The Department of Health and Human Services on April 27 expanded the group of providers eligible to prescribe buprenorphine, a drug used to treat opioid use disorder (OUD), and removed some barriers to its use. These practice guidelines went into effect April 28.
According to the Centers for Disease Control and Prevention, overdose deaths increased 26 percent in the year ending August 2020 to more than 88,000 deaths. The new guidelines aim to increase access to providers who can prescribe buprenorphine to combat this growing epidemic.

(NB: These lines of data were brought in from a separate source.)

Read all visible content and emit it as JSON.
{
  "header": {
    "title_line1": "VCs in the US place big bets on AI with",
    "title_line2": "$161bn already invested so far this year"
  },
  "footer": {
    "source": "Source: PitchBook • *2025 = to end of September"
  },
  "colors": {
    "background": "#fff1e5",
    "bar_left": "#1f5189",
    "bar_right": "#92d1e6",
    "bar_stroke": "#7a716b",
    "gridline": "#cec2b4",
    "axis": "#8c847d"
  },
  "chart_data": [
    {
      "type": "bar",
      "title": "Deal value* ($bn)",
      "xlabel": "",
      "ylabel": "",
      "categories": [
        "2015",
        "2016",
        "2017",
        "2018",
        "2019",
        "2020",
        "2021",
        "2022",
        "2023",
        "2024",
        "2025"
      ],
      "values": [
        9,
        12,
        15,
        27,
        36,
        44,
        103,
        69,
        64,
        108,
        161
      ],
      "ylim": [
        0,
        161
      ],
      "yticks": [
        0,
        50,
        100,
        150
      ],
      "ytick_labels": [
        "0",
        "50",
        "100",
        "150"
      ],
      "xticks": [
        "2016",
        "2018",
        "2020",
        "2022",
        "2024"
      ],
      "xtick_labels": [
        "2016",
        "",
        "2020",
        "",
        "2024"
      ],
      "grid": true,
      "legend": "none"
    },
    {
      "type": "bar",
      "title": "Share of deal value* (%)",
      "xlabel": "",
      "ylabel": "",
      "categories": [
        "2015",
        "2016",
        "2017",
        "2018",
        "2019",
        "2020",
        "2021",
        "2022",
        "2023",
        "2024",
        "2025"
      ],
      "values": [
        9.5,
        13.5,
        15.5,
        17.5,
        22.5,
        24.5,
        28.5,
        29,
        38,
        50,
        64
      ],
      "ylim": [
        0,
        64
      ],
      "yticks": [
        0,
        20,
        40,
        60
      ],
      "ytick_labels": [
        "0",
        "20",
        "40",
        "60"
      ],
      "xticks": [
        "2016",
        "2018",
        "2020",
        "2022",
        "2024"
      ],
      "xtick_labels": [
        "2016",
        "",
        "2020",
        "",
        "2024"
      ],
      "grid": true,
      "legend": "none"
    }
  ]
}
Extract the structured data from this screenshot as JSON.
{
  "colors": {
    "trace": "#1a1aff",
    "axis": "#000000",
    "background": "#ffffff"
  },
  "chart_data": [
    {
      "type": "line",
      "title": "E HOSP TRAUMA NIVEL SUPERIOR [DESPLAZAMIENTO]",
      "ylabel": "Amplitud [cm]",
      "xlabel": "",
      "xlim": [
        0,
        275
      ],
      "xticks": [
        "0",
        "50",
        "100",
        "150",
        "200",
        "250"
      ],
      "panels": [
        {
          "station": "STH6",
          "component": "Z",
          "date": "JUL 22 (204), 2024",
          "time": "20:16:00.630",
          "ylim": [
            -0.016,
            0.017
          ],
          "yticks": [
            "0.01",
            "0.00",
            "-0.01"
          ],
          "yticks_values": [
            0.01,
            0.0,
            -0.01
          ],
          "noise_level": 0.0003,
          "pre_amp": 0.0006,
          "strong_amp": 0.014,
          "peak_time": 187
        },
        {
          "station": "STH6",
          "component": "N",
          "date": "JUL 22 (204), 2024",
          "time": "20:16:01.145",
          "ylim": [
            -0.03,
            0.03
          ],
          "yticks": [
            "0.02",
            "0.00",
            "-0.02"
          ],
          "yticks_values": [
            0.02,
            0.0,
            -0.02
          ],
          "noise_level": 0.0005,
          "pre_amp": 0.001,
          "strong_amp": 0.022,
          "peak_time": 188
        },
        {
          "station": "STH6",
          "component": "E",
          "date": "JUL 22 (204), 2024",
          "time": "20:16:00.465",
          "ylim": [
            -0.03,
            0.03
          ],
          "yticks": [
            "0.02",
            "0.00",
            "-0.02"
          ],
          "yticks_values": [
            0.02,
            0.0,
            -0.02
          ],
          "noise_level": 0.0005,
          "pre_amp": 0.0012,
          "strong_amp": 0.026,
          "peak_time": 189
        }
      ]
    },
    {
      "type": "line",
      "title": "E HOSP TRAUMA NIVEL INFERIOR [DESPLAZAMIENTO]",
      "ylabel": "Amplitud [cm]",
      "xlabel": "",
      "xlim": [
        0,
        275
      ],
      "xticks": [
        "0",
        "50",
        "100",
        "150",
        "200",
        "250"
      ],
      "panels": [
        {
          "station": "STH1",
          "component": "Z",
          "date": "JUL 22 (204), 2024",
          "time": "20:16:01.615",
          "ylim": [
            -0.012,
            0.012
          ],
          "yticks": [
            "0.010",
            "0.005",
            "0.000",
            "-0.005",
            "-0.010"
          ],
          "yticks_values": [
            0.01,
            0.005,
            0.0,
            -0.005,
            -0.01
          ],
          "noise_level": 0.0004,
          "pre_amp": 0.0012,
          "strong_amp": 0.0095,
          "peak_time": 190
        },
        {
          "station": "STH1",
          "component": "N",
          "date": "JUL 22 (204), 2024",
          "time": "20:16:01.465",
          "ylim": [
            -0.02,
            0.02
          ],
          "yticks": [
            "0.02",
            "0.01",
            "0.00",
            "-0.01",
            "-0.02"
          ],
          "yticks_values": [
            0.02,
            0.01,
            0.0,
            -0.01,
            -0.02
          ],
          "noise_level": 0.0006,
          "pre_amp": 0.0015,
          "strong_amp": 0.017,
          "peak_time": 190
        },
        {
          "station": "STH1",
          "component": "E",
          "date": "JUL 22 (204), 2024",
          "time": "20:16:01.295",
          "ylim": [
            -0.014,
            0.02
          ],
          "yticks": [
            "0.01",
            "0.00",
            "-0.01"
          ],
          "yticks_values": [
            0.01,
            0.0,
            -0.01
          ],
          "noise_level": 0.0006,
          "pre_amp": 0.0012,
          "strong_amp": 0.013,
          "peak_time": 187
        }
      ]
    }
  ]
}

The new guidelines allow physicians, physician assistants, nurse practitioners, clinical nurse specialists, certified registered nurse anesthetists, and certified nurse midwives to prescribe buprenorphine; these providers also are exempt from required training. The guidance, provided under this waiver, limits these providers to treating 30 patients at a time; they must submit notice to the Substance Use and Mental Health Services Administration to prescribe through this waiver.
This guidance does not remove the X-waiver, which allows providers to treat more patients. Providers wishing to treat more than 30 patients with OUD must take the required training and meet certain conditions. Further, time spent treating patients under this new exemption will not qualify a provider for a higher patient limit.
If required by state law, physician assistants, nurse practitioners, clinical nurse specialists, certified registered nurse anesthetists, and certified nurse midwives using this exemption still must be supervised by, or work in collaboration with, a Department Enforcement Administration–certified physician.